Jesuati Explained

The Jesuati (Jesuates) were a religious order founded by Giovanni Colombini of Siena in 1360. The order was initially called Latin: Clerici apostolici Sancti Hieronymi (from Latin: Apostolic Clerics of Saint Jerome)[1] because of a special veneration for St. Jerome and the apostolic life the founders led. The order was abolished by Pope Clement IX on 6 December 1668.

History

Colombini had been a prosperous merchant and a senator in his native city, but, coming under ecstatic religious influences, abandoned secular affairs and his wife and daughter (after making provision for them), and with a friend of like temperament, Francesco Miani, gave himself to a life of apostolic poverty, penitential discipline, hospital service and public preaching.

The name Jesuati was given to Colombini and his disciples from the habit of calling loudly on the name of Jesus at the beginning and end of their ecstatic sermons. The senate banished Colombini from Siena for "imparting foolish ideas to the young men of the city", and he continued his mission in Arezzo and other places, only to be honourably recalled home on the outbreak of the bubonic plague. Howard Eves[2] writes that the order was then "dedicated to nursing and burying the victims of the rampant bubonic plague."

Colombini went out to meet Urban V on his return from Avignon to Rome in 1367, and craved his sanction for the new order and a distinctive habit. Before this was granted, Colombini had to clear the movement of a suspicion that it was connected with the heretical sect of Fraticelli. He died on 31 July 1367, soon after papal approval had been given. The guidance of the new order, whose members (all lay brothers) gave themselves entirely to works of mercy, devolved upon Miani.

Suppression of the Order

Their rule of life, originally a compound of Benedictine and Franciscan elements, was later modified on Augustinian lines, but traces of the early penitential idea persisted, e.g. the wearing of sandals and a daily flagellation. Paul V in 1606 arranged for a small proportion of clerical members. Later in the 17th century the Jesuati became known as the Aquavitae Fathers, possibly because of the alcohol they administered as medical treatment of the sick they cared for.[3]

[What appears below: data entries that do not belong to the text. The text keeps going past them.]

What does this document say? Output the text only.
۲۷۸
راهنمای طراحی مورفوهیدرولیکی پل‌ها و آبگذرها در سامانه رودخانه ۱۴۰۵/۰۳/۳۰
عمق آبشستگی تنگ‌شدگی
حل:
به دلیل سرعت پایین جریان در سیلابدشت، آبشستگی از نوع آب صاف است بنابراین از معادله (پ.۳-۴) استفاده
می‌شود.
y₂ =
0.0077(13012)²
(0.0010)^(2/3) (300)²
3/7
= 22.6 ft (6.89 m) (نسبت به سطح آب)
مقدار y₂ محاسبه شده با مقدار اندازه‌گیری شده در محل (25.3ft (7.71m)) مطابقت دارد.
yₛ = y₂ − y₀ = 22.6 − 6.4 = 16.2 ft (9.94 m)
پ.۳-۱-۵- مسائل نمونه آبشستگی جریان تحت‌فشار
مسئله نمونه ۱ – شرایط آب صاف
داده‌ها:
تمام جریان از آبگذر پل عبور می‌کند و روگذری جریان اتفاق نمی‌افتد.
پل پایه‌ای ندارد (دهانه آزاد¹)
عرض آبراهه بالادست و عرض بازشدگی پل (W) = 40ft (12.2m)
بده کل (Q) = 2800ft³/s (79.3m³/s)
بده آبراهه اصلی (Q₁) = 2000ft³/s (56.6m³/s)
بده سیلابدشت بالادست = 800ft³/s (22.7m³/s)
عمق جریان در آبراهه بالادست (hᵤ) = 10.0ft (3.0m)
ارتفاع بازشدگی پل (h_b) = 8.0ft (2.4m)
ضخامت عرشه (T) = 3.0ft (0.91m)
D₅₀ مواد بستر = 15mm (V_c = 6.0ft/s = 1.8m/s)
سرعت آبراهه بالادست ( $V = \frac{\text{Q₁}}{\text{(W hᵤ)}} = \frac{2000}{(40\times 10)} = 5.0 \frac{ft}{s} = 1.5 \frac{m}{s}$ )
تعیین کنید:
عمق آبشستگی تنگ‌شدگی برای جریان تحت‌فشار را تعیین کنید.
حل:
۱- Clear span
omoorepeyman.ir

The order was abolished by Pope Clement IX in 1668, perhaps because abuses had crept in. Amir Alexander wrote that it was likely in reaction to its support of the practitioners of the method of indivisibles, including Bonaventura Cavalieri and his students: this method was fiercely opposed by the rival, and more powerful, order of the Jesuits who viewed it as a religious threat.[3]

Mathematician Bonaventura Cavalieri was a member from the age of fifteen until his death.[2] Other illustrious members included Stefano degli Angeli and the poet Bianco da Siena.[4] [5] [6] [7]

The female branch of the order, the Jesuati sisters, founded by Caterina Colombini (d. 1387) in Siena, and thence widely dispersed, survived the male branch by 200 years, existing until 1872 in small communities in Italy.

Bibliography

Notes and References

  1. Vita J. Columbini, in ASA July, viii. 354–398, and by G. Bonafide, Rome, 1642. Christian Classics Ethereal Library.
  2. Eves. Howard. 1981. Slicing it Thin. Mathematical Recreations: A Collection in Honour of Martin Gardner. David A. Klarner. David A. Klarner. 100. Dover. 0-486-40089-1.
  3. Book: Infinitesimal: How a Dangerous Mathematical Theory Shaped the Modern World. Amir Alexander. Amir Alexander. 978-0374176815. 2014. Scientific American / Farrar, Straus and Giroux.
  4. Telesforo Bini, Laudi spirituali del Bianco da Siena, povero gesuato del secolo XIV, Lucca, G. Giusti, 1851 (Edition of poems I–XCII).
  5. Franca Ageno, Il Bianco da Siena. Notizie e testi inediti, Genova-Roma-Napoli, Società Anonima Editrice Dante Alighieri, 1939 (Edition of poems XCIII–CXI).
  6. Bianco da Siena, Serventesi inediti, edited by Emanuele Arioli, Pisa, ETS, 2012.
  7. Vittoria Deudi, I Gesuati e il loro poeta Bianco da Siena, Bullettino senese di storia patria, 1911, XVIII pp. 396–412.